What are you reading?

A weekly look over the shoulders of our scholar-reviewers

三月 11, 2010

Gary Day, principal lecturer in English, De Montfort University, is reading Paul Davies' The Goldilocks Enigma (Penguin, 2006). "My science education was badly disrupted when our chemistry teacher blew himself up. Not surprising, since his subject was biology. They didn't replace him, so we didn't get physics either. Davies has saved me from being a complete ignoramus. This is an elegant and delightful guide to the big questions about the Universe, its origins, composition and ultimate end. It should be quite a show. Shame we won't be around to see it."

Alan Gilmore is resident superintendent of the University of Canterbury's Mt John Observatory, Lake Tekapo, New Zealand. He is reading Gerald Hensley's Beyond the Battlefield: New Zealand and its Allies 1939-1945 (Viking, 2009). "Seven per cent of New Zealand's population fought in the Second World War, while the country supplied food to Britain and also to US forces in the Pacific. The international political leverage gained, and the internal politics of balancing guns and butter (and meat), are well told."

Dennis Hayes is professor of education, University of Derby. "I'm reading two excellent books that together give a complete account of the Salman Rushdie affair: my friend Kenan Malik's From Fatwa to Jihad (Atlantic Books, 2009) and my friend and colleague Paul Weller's A Mirror for Our Times (Continuum, 2009). Weller sees the affair as reinforcing the need for religious tolerance within a 'multicultural' society; Malik sees it as a political tragedy, particularly for the failure on all sides to defend free speech as the cornerstone of all progressive human values."

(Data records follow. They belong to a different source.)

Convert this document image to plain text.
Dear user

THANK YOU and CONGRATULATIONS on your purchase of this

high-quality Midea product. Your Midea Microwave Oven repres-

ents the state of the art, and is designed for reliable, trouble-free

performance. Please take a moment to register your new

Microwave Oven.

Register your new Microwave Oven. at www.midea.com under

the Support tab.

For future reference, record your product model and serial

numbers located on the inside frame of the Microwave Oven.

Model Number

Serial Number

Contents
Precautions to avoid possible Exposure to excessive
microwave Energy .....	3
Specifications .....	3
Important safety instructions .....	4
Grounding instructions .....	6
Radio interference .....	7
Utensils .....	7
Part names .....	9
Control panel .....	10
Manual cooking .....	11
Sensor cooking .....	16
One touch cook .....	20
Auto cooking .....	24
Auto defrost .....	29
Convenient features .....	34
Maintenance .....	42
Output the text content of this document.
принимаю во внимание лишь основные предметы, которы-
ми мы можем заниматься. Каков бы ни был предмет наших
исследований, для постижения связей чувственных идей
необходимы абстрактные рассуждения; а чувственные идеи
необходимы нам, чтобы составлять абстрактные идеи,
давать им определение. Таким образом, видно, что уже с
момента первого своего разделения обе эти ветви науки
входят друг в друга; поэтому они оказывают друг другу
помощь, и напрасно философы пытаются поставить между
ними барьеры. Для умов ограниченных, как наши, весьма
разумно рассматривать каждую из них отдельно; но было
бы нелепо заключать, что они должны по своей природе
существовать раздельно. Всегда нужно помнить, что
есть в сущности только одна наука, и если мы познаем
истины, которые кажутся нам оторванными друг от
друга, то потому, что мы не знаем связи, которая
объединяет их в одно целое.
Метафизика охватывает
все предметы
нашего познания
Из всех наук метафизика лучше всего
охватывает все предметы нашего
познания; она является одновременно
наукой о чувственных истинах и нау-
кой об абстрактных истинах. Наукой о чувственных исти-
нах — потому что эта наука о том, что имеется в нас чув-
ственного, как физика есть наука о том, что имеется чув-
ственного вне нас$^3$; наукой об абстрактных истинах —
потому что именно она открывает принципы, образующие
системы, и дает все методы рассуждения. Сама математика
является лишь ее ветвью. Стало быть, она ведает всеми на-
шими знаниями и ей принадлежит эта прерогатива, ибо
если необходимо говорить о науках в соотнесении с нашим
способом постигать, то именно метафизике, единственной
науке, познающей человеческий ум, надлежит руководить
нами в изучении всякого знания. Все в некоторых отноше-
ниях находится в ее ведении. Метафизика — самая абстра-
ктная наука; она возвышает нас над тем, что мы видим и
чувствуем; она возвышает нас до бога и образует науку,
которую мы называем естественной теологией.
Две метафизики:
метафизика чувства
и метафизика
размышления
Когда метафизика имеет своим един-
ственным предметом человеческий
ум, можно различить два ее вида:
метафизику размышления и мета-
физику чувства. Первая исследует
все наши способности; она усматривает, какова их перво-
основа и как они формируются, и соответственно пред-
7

Omar Malik, associate fellow, Nottingham University Business School, is reading Atul Gawande's The Checklist Manifesto (Profile Books, 2010). "The NHS is at least 50 years behind aviation in its safety management. It accidentally kills an estimated 3,500 of its patients - the equivalent of ten jumbo jets full of people - annually, and has 1 million non-fatal incidents. The same accidents recur repeatedly. It needs more than the checklists advocated by the surgeon-author of this excellent book. It needs a totally new safety regime. The NHS must make safety as important to our recalcitrant medical professions as to their patients. Next book, please, Dr Gawande."

Flora Samuel, professor and head of the School of Architecture, University of Sheffield, is reading John McGahern's Memoir (Faber and Faber, 2006). "All McGahern's novels are a play on his real story; this book is his account of growing up in Ireland in the middle of the last century. He slows me down to notice and remember the smell of night air, the glug of whiskey, fresh leaves in the hedgerow, all with underlying strains of decomposition. This is what I love about his work."